Publicado em 01 Março 2015
Jaldene Nunes (Com assessoria do MPGO)
Anderson Alcântara

Várias foram as irregularidades cometidas por Etélia nas eleições
O Tribunal Regional Eleitoral de Goiás (TRE-GO) confirmou nessa segunda-feira (23) a cassação do mandato da prefeita de São Domingos, Etélia Vanja Moreira Gonçalves (PDT), e de seu vice, Ruy de Oliveira Pinto, o Rui (PT), por compra de votos, abuso do poder econômico, fraude, corrupção e captação ilícita de recursos.
A decisão, por unanimidade, acolheu argumentação do promotor de Justiça Eleitoral de São Domingos, Douglas Chegury, mantendo a sentença proferida pela juíza Priscila Maria de Sá Torres Brandão, da 47ª Zona Eleitoral, que determinou a perda do mandato de ambos.
Pela decisão do TRE, deverão ser realizadas, no município, novas eleições, no prazo de 90 dias. Até lá, assume a Prefeitura a presidente da Câmara dos Vereadores, Jovita Ribeiro da Silva, a Jovita de Bela (PMDB). Na mesma sentença, o marido de Etélia, o ex-prefeito Gervásio Gonçalves da Silva, também foi condenado. Ainda segundo a decisão da juíza da 47ª Zona Eleitoral, confirmada pelo TRE, Etélia e Gervásio tornaram-se inelegíveis pelo período de oito anos, contados a partir da eleição suplementar realizada em julho de 2013.
ENTENDA
Nas eleições de 2012, o prefeito Oldemar de Almeida Pinto Filho, o Dimá (PMDB), que concorria à reeleição, teve seu mandato cassado por decisão judicial em ação de investigação judicial eleitoral proposta pelo Ministério Público (MP).

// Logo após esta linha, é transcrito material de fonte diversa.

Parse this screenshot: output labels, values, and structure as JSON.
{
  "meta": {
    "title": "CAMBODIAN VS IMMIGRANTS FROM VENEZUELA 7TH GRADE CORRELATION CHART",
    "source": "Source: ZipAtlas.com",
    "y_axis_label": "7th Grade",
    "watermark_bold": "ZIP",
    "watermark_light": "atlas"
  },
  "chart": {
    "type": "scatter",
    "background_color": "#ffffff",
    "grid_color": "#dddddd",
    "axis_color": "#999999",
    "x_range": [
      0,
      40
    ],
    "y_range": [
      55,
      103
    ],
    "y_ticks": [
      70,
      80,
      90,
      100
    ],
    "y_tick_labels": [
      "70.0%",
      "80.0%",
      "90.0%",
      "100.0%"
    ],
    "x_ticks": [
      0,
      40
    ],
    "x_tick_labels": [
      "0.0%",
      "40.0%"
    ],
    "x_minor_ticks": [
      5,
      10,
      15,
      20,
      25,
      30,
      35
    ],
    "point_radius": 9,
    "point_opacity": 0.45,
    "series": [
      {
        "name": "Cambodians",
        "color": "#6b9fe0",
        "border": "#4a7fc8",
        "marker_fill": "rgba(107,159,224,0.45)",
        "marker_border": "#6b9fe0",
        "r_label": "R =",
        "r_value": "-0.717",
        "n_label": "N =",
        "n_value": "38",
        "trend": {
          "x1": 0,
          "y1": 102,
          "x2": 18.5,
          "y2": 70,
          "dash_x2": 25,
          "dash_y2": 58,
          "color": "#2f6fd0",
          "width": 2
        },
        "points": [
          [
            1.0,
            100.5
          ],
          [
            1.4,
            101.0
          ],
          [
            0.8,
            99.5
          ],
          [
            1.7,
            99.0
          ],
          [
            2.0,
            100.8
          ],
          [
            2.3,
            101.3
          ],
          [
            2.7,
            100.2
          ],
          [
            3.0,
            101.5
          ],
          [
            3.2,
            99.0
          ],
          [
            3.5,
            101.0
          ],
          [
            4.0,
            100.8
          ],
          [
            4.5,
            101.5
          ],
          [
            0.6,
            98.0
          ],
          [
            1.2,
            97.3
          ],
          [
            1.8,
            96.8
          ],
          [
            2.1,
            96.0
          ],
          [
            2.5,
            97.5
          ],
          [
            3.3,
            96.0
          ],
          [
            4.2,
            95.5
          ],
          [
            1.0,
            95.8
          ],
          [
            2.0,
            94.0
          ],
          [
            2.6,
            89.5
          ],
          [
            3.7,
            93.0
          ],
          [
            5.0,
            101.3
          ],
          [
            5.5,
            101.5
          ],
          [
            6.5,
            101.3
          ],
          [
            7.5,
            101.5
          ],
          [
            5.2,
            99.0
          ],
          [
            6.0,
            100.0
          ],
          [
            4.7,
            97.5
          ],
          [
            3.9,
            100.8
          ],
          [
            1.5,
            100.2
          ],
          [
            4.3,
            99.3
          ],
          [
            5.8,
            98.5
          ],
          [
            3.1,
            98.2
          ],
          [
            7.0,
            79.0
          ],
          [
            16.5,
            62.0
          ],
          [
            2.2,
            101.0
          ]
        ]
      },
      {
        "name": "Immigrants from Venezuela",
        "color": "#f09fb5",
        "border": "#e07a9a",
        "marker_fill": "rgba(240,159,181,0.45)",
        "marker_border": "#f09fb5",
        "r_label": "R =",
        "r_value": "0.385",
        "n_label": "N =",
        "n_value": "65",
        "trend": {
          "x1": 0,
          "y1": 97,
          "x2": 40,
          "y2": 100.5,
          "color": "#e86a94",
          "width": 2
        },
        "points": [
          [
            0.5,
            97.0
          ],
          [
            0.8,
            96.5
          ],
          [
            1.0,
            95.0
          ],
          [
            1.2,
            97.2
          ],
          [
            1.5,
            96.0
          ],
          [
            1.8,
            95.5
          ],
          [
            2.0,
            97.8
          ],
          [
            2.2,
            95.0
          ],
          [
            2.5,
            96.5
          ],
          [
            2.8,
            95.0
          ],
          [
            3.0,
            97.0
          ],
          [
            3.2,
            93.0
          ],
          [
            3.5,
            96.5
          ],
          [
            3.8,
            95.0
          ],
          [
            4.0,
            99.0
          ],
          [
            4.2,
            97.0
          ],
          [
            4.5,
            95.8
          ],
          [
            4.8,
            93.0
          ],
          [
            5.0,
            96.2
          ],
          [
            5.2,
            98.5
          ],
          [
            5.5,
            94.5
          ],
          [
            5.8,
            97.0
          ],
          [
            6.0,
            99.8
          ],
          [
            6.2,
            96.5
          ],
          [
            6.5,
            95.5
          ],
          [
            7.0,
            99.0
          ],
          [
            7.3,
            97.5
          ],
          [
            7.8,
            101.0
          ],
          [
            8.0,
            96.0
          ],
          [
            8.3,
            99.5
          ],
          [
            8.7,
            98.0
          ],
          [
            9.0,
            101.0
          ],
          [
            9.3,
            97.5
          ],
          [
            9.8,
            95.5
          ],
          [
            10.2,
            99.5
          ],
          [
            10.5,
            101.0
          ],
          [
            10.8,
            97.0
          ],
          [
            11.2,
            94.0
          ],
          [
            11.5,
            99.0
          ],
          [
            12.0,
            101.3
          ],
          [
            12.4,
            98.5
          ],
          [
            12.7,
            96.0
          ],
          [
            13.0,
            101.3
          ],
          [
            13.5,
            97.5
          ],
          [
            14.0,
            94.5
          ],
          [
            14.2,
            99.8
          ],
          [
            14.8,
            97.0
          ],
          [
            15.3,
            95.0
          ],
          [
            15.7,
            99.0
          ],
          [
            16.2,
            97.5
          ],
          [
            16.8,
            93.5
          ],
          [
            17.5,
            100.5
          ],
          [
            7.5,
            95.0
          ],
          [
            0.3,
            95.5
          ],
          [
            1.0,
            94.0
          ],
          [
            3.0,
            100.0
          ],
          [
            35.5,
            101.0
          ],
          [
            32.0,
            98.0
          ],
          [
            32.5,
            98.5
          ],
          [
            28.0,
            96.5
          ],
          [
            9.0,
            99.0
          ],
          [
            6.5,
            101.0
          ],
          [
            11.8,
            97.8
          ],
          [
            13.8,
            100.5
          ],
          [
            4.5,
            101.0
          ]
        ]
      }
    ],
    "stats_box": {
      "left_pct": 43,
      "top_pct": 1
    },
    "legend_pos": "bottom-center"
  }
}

A decisão foi confirmada pelo TRE e pelo Tribunal Superior Eleitoral (TSE), tendo sido realizada eleição suplementar em julho de 2013, que elegeu a prefeita Etélia e o vice Rui. Em razão das irregularidades no pleito suplementar, como doação de combustível, compra de votos, transporte ilegal de eleitores, falsidade documental na prestação de contas, corrupção eleitoral, abuso do poder e fraude, o MP propôs ações eleitorais para a cassação dos diplomas de Etélia e Rui.
No fim de agosto de 2014, o juízo eleitoral acatou o pedido formulado pelo MP, cassando o mandato da administradora municipal e do vice. A decisão também os tornou inelegíveis por oito anos, assim como o marido da gestora, Gervásio Gonçalves, diretamente envolvido em todas as ilegalidades constatadas no pleito. Na decisão proferida na segunda-feira, o juiz relator Leão Aparecido observou em seu voto: "as ilicitudes que ficaram comprovadas, nos presentes autos, são apenas a ponta do iceberg de ilegalidades, fraudes e infrações penais cujas provas não puderam ser plenamente reveladas no curso da investigação criminal".